Skip to content

Preprocessing

topica takes pre-tokenized documents, a list[list[str]], or a Corpus. You control tokenization and vocabulary, because those choices are part of your method (see Build a defensible corpus).

Tokenize

from topica import tokenize

stop = open("stoplist.txt").read().split()        # a list, not a set
tokens = tokenize(text, stopwords=stop, min_length=3)

tokenize lowercases, applies a regex, drops stopwords and short tokens. It does not stem (stemming hurts interpretability); lemmatize in your own pipeline if you need it.

Build a Corpus and prune the vocabulary

from topica import Corpus

corpus = Corpus.from_documents(
    docs,
    min_doc_freq=10,        # keep words in >= 10 documents
    max_doc_fraction=0.5,   # drop words in > 50% of documents
    min_cf=0,               # collection-frequency cutoff
    rm_top=20,              # drop the N most frequent residual words
)
print(corpus.num_docs, corpus.num_words, corpus.total_tokens)

The vocabulary is compiled in Rust, so even multi-gigabyte corpora build quickly. A Corpus can also load from disk (one document per line, or MALLET-style TSV).

Detect phrases

Fixed expressions carry meaning together. Detect collocations and rewrite the tokens before modeling:

import topica
phrases = topica.learn_phrases(docs, min_count=8, threshold=12.0)
docs = topica.apply_phrases(docs, phrases)            # "health care" -> "health_care"

Split long documents

Long, heterogeneous documents violate the bag-of-words assumption.
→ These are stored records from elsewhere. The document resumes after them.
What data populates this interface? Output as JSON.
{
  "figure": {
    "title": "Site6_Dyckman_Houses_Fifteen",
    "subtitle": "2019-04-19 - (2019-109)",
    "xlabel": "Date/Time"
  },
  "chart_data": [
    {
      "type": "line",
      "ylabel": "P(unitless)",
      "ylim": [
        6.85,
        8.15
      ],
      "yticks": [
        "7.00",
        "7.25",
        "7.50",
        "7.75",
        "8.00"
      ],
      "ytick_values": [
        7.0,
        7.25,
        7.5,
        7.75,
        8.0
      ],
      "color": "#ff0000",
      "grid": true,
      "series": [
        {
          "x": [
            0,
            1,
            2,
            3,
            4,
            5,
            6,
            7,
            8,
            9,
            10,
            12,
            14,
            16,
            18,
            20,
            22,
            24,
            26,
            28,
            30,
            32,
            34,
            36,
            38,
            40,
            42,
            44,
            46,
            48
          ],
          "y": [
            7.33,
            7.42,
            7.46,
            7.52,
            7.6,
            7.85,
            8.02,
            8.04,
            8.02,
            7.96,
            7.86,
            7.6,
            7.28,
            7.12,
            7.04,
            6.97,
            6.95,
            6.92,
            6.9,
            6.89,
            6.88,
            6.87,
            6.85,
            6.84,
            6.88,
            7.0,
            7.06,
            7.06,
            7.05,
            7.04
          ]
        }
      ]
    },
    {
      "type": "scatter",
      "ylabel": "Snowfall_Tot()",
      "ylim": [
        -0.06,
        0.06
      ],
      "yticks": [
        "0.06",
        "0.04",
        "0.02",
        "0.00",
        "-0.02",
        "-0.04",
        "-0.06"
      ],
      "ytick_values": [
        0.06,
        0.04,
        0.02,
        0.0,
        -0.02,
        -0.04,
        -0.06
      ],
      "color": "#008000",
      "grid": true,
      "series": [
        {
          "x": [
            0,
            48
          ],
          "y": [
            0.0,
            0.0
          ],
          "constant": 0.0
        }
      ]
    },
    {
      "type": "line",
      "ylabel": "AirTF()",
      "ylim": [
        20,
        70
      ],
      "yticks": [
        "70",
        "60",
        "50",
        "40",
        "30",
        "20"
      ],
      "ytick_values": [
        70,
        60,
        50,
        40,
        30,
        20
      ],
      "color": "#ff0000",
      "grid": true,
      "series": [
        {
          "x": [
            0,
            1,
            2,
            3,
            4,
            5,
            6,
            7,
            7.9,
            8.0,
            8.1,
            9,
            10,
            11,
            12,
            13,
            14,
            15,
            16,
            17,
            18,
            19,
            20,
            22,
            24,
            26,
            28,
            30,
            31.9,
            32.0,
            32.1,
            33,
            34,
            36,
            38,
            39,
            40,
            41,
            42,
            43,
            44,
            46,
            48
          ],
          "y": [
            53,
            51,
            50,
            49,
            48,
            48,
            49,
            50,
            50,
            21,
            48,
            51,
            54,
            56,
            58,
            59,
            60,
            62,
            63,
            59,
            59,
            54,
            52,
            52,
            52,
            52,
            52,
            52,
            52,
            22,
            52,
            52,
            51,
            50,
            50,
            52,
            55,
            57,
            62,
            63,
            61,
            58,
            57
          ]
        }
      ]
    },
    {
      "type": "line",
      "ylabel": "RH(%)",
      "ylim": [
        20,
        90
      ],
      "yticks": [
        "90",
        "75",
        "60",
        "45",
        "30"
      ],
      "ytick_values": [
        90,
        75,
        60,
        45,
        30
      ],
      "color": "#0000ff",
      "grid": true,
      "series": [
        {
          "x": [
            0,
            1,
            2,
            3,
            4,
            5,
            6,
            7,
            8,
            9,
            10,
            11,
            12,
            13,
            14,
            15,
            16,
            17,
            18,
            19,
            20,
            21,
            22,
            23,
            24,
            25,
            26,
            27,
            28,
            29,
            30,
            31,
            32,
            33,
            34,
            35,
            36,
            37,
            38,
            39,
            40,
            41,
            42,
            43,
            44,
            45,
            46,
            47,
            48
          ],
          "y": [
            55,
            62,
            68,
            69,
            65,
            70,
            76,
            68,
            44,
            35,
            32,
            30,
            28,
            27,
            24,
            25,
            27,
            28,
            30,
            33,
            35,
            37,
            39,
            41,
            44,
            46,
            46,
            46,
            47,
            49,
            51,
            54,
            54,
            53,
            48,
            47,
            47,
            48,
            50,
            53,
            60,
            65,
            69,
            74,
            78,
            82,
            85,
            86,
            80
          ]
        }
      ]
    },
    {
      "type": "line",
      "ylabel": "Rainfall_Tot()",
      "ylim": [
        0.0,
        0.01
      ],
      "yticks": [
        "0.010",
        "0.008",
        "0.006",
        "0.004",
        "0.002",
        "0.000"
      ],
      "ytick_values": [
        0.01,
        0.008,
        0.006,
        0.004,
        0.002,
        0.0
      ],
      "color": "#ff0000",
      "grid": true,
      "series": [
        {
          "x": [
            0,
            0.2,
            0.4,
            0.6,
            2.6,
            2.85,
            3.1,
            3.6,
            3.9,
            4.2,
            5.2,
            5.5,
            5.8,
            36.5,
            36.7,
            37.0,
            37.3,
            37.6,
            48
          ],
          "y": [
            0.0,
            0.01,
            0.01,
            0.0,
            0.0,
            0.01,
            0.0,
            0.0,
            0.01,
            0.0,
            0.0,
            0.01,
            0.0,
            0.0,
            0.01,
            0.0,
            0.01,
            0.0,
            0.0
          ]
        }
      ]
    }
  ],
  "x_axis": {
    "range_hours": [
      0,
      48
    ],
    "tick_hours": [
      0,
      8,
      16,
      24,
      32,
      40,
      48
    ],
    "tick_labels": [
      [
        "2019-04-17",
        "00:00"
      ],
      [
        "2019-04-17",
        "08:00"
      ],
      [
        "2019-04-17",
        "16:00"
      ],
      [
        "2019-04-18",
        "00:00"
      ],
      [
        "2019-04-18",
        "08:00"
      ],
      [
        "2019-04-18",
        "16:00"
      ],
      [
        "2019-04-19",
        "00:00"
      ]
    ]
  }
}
Segment them into comparable chunks, copying each source's metadata onto every chunk:

chunks, chunk_meta = topica.split_documents(
    texts, metadata, max_words=200, min_words=50,
)
# chunk_meta[j] = the source row + {"parent": i, "chunk": j}

Chunks from the same source are nested, so use clustered standard errors when you model effects.